Certification in networking or server administration is preferred.
Compliance knowledge of NIST and CIS Control Frameworks
SKILLS - Five years' experience in at least five of the following:
Next generation Fortinet firewall administration/support.
Endpoint Protection support/administration.
Information security and/or IT risk management with a focus on security, performance and reliability
Security protocols, cryptography, authentication
Tenable SC+ & Tenable CS
Current IT risks and experience implementing security solutions
Threat Hunting and Threat Intelligence Analysis
Multi-factor authentication, single sign-on, identity management or related technologies
OSI Model, IEEE 802.x protocols, UDP, TCP/IP, SNMP.
Routing protocols such as OSPF and MPLS.
GIAC GCWN Security Administrator
Ethernet based data network transport technologies.
Administration of IP addressing, subnets.
Test equipment and protocol analyzers to aid in diagnosis and solution of problems encountered in a complex networking environment.
Advanced administration, implementation, and support experience in: Google applications, Microsoft Azure, MDM applications, virtualization software, and/or servers and datacenter environments.
Advanced working knowledge in either virtualization software or active directory.
Fortinet Firewalls and Fortinet Unified Threat Management environment.
Ability to document and evaluate current environment and use best practice methodologies to ensure highest level investment utilization.
Strong organizational and time-management skills.
Advanced written, verbal, reading and communication skills.
Ability to perform intermediate level mathematical calculations.
Excellent interpersonal skills with ability to communicate effectively with others.
Ability to work independently.
Ability to prioritize work.
Ability to analyze complex problems and recommend possible solutions.
Alpha and numeric recognition.
Abstract and logical reasoning.
Decision making ability.
Ability to adapt to a changing environment.
Ability to make and receive phone calls.
Ability to lift approx. 50 lbs. and transport 25 feet.
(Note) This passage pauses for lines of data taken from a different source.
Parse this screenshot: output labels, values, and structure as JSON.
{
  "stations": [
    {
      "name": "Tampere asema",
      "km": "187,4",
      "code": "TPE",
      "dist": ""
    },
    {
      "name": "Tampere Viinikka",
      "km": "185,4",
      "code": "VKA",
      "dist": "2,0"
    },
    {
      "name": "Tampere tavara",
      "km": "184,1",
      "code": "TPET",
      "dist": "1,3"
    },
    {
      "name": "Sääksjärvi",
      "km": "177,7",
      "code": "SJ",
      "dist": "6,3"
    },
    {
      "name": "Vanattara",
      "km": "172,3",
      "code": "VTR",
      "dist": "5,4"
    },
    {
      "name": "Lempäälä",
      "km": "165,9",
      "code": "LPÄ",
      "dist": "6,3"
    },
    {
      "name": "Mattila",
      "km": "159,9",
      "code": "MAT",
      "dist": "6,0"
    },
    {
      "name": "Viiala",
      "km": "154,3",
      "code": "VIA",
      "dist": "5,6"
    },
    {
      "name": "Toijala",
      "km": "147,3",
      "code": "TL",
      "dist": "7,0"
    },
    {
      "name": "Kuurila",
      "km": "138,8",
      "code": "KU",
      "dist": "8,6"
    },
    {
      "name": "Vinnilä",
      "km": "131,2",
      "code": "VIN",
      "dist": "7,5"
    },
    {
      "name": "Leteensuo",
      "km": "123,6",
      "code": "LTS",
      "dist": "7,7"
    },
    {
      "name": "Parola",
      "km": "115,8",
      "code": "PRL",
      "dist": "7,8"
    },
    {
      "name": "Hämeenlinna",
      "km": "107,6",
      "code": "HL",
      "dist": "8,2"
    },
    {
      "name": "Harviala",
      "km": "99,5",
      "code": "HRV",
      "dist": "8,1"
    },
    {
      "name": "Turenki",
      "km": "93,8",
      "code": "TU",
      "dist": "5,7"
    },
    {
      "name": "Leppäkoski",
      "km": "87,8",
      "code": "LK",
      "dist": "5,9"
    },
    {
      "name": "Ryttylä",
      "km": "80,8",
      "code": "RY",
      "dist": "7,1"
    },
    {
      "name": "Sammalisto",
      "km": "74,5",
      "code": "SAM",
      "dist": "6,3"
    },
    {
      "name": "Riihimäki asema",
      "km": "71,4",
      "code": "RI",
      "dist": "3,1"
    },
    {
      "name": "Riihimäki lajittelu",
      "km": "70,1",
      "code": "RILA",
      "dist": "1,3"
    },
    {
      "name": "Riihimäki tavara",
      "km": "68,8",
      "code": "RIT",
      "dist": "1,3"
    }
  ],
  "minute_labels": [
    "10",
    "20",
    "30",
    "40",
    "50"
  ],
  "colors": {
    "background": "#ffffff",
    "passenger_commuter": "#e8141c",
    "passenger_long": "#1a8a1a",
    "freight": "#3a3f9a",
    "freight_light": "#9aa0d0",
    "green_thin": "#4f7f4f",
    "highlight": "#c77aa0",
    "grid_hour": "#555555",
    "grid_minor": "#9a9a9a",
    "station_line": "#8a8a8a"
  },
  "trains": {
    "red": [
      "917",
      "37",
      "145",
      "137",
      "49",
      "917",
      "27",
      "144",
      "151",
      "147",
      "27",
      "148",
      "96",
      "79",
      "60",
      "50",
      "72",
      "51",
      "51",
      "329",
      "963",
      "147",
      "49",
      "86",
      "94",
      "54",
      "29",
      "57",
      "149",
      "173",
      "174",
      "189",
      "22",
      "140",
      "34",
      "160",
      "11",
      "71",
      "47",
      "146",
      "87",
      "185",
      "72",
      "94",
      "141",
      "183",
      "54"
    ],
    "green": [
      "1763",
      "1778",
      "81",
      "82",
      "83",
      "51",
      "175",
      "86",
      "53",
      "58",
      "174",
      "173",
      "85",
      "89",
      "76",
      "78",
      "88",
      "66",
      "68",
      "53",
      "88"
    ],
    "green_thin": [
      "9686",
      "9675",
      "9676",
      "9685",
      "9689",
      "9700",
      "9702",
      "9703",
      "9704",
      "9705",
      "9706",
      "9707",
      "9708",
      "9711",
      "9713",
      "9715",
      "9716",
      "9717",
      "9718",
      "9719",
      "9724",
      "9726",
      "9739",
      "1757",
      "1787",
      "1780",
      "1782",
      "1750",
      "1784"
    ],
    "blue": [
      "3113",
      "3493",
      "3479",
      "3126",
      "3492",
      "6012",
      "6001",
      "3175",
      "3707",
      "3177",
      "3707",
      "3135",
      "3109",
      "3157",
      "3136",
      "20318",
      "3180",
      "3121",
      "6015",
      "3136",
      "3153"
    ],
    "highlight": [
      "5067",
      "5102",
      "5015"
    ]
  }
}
Hand and eye coordination adequate for data entry.
Ability to operate a city vehicle.
SUPERVISORY RESPONSIBILITY (Direct & Indirect):
The preceding job description has been designed to indicate the general nature and level of work performed by employees within this classification. It is not designed to contain or be interpreted as a comprehensive inventory of all duties, responsibilities, and qualifications required of employees assigned to this job.